Voatz Blockchain Mobile Application App for Voting
The mobile application, Voatz, was tested and proven to be fully functional and capable of meeting the set voting rules and regulations. One of the highlights of this application is that it gives voters registered in 24 countries an excellent opportunity to cast absentee ballot using their smartphone. The primary target audience is military personnel who are stationed abroad.
Testing of this application began in March this year and was completed on May 8th this year and on the same day West Virginia, primary elections were held. According to the Voatz management team, the pilot project was successful and can be applied in other parts of the world to streamline voting processes and promote transparency.
The report also goes a step further to state that Michael L. Queen, the current deputy chief of staff has confirmed that each county in the region will evaluate the feasibility of the mobile application and decide if it will be used in the November elections. Michael also stated that voters would still be permitted to cast the conventional paper ballots if they choose to in the various voting centers.
Blockchain Powered Remote Voting
As expected, there are people who do not support the use of blockchain technology in election citing security concerns. One of the critics Joseph Lorenzo, the current Chief Technologist at Center for Democracy and Technology is told press that mobile voting is not a good idea due to the security level of the smartphone, networks, and servers. Joseph is of the idea that securing all three components is difficult without a physical paper record that can be used to validate the results of the voting process. His main concern is that the servers and smartphone can be hacked and mobile application tampered with to send inaccurate voting information to the central data center during the November elections.

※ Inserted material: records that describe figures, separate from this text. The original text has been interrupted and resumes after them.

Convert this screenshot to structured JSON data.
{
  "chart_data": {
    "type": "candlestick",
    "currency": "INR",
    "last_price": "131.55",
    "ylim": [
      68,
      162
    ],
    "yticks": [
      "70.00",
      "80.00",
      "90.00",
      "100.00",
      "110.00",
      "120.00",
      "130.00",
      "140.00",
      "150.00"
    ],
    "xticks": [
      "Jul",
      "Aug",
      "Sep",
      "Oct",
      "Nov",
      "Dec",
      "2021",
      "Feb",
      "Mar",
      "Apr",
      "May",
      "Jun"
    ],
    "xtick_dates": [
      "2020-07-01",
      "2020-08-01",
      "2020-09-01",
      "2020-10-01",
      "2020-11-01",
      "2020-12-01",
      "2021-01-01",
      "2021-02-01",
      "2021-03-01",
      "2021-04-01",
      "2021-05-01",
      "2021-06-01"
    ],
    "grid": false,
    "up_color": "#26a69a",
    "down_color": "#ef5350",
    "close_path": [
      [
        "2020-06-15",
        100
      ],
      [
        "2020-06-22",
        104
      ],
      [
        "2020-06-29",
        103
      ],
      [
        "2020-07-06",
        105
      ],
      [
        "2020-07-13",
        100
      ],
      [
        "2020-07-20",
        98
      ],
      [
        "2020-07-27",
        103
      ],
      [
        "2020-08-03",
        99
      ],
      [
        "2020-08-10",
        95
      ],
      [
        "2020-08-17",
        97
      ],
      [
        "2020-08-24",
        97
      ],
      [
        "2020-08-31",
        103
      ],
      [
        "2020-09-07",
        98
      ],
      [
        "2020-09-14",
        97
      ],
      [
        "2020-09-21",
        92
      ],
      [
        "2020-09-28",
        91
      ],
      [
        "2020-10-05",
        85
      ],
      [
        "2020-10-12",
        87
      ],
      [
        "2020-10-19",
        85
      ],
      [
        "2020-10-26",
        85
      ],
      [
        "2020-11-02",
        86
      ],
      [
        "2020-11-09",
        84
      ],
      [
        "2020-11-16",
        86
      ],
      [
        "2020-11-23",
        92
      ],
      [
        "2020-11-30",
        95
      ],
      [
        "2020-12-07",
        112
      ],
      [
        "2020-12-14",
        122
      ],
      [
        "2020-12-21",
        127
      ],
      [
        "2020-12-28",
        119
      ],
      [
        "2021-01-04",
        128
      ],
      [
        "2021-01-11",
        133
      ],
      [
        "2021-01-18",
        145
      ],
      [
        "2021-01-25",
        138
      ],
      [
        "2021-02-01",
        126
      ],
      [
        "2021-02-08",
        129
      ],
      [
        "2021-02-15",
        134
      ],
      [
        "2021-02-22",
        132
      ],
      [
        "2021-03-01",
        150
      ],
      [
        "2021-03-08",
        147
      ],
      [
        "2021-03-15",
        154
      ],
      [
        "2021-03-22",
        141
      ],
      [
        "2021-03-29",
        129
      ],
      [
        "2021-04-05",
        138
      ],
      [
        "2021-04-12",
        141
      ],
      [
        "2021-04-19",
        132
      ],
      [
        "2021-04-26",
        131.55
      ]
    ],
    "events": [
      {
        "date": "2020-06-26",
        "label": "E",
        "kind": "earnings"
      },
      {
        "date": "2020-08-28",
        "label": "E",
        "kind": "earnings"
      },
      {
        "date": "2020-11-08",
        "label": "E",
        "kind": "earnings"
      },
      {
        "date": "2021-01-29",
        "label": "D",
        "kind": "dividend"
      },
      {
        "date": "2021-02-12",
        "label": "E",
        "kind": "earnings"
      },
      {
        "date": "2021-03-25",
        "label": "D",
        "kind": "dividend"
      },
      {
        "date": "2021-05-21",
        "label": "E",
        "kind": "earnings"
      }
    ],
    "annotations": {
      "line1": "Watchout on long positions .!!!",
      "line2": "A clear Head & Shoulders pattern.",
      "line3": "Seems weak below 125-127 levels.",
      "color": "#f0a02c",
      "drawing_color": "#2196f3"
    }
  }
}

However, Tusk Montgomery Philanthropies executive, Bradley Tusk, who funded the app development project, is confident that the mobile application will redefine how people vote not only here in the United States but also in other parts of the world where blockchain technology is widely accepted. Bradley is adamant that remote voting will help increase the number of people who actually take part in the process thereby promoting democracy and good governance not only in the counties but also at the national level.
Sure, blockchain voting mobile app has a huge potential of changing the way we vote for our leaders. However, the app developer needs to come up with robust measures of the ensuring that the mobile application is hack proof.